The question I’ve been dreading. I point toward the open water, past the chains, toward the dark mass of the Wrecktide visible on the horizon. “Out there. In the deepest part of the reef maze, in a cavern that was old when this fortress was young. That’s where we found it. That’s where I sealed it.”
“With Oreth inside.”
“With Oreth inside.” I push the words out. “I thought I was protecting people. Containing the curse. Instead, I gave him years to build an army.”

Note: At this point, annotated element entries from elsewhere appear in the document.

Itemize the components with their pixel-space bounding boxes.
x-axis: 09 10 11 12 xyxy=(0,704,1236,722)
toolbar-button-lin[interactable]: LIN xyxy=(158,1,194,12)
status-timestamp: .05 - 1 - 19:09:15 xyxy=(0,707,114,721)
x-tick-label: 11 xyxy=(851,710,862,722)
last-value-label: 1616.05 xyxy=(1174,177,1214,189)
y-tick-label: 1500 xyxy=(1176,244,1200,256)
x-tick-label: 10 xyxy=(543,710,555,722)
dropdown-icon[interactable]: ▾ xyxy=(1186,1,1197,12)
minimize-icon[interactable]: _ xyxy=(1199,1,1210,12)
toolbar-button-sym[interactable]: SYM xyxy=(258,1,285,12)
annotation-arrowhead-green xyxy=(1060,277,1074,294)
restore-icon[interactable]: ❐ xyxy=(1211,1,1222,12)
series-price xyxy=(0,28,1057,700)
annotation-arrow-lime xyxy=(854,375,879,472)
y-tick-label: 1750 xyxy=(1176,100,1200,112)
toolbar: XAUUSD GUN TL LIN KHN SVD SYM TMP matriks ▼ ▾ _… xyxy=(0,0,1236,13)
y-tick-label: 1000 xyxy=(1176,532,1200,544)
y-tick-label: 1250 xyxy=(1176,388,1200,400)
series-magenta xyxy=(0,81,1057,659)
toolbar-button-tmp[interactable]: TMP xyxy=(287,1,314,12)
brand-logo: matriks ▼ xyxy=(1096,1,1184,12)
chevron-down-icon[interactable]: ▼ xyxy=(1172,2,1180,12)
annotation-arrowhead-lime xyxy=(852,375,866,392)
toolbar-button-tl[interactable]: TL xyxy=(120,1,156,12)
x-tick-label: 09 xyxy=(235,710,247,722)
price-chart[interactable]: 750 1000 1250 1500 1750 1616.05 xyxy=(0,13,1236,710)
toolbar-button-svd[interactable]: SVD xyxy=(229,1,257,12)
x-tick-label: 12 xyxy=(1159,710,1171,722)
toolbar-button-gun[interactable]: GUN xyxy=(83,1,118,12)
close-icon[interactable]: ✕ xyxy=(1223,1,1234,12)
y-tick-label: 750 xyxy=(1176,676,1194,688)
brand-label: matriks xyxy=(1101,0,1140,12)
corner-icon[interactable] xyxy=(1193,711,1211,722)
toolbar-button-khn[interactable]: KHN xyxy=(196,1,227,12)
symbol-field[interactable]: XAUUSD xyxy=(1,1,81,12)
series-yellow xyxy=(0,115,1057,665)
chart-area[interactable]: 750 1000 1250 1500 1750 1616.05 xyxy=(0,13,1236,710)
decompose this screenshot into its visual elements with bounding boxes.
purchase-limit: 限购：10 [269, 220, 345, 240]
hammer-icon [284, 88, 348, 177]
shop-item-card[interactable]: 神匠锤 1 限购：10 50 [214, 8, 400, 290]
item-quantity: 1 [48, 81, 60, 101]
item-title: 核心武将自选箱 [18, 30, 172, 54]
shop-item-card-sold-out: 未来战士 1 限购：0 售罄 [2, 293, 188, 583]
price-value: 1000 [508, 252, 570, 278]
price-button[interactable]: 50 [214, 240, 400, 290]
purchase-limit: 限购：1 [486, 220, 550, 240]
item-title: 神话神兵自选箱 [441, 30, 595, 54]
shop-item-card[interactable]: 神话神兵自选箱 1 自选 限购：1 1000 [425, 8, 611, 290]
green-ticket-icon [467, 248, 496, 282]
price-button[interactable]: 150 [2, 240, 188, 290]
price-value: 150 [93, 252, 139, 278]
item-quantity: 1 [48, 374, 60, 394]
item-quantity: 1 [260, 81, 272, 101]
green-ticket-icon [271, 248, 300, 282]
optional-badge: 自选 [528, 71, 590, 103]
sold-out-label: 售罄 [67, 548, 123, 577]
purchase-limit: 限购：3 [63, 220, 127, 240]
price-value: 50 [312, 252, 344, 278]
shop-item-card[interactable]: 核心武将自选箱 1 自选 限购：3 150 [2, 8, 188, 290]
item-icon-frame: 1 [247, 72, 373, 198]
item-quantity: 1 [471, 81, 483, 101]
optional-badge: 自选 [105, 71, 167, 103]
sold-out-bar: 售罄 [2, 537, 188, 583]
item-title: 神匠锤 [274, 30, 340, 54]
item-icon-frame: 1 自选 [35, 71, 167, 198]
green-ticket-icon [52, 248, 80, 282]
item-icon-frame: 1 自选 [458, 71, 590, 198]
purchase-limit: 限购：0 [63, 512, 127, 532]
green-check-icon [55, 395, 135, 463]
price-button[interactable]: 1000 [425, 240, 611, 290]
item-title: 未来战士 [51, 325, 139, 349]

She turns to face me. This close, I can see the exhaustion beneath her composure—the shadows under her eyes, the tension in her jaw. She’s running on willpower and spite, same as me.
“You couldn’t have known.”
“I should have known. Should have killed him properly, burned the gold, done something more than running away and hoping the problem would stay buried.” The words come out harsher than I intend. Years of guilt, compressed into a fewsentences. “I was a coward. And now people are dying because of it.”
“People were dying before. You said the curse has been active for centuries.”
“Active, yes. But contained. Manageable. Ships avoided the area, and the drowned stayed in the deep, and the worst that happened was the occasional fool who dove too deep or anchored too close.” I grip the stone ledge, feeling the roughness against my palms. “Now Oreth commands them. Directs them. Uses them as weapons instead of just letting them drift. That’s on me.”
She doesn’t argue. Doesn’t offer empty comfort or meaningless reassurance. Just stands there, watching me with those sharp eyes, and for a moment, I wonder what she sees. A monster trying to play hero? A man drowning in guilt? Or something else entirely?
“Show me the rest.” Her voice is quiet. Almost gentle. “The ward fires. The defenses. Everything you use to keep them out.”
I nod. Lead her away from the harbor, back into the passages, grateful for the distraction of duty.
FOUR
ZORIC
We spend the morning walking the keep.
I show her the ward fires—braziers positioned at every entrance, filled with fuel that burns blue when lit, driving back the drowned with light they can’t tolerate. I show her the armory, such as it is—weapons salvaged from wrecks and raids, maintained by guards who know better than to let their blades rust in the constant salt spray. I show her the Great Hall’s defenses, the shutters that can seal the windows, the chains that can barricade the doors.
She takes it all in. Asks questions I don’t expect—about patrol routes, signal systems, evacuation procedures. Questions that reveal a tactical mind underneath the survivor’s instincts.
“You’ve planned sieges before.” I don’t mean it as a question.
“I’ve survived them.” She runs her hand along a shutter mechanism, testing the hinges. “Different skills, but there’s overlap.”
“Where?”
“Here and there. Saltmere, mostly. The docks aren’t peaceful territory.” She moves to the next window, not looking at me. “Turf wars, debt collections, the occasional naval raid. You learn to read a battlefield or you end up part of it.”
I store the information. Saltmere. The dock-scum tattoos make sense now—the coiled rope, the anchor. Marks that identify her to people who know the codes. She came up hard in a world that eats the weak and spits them out.
Like me.
“The guards.” She’s moved on, her attention shifting to the men visible through the hall’s windows—my crew, such as they are, going about the morning’s work. “How many?”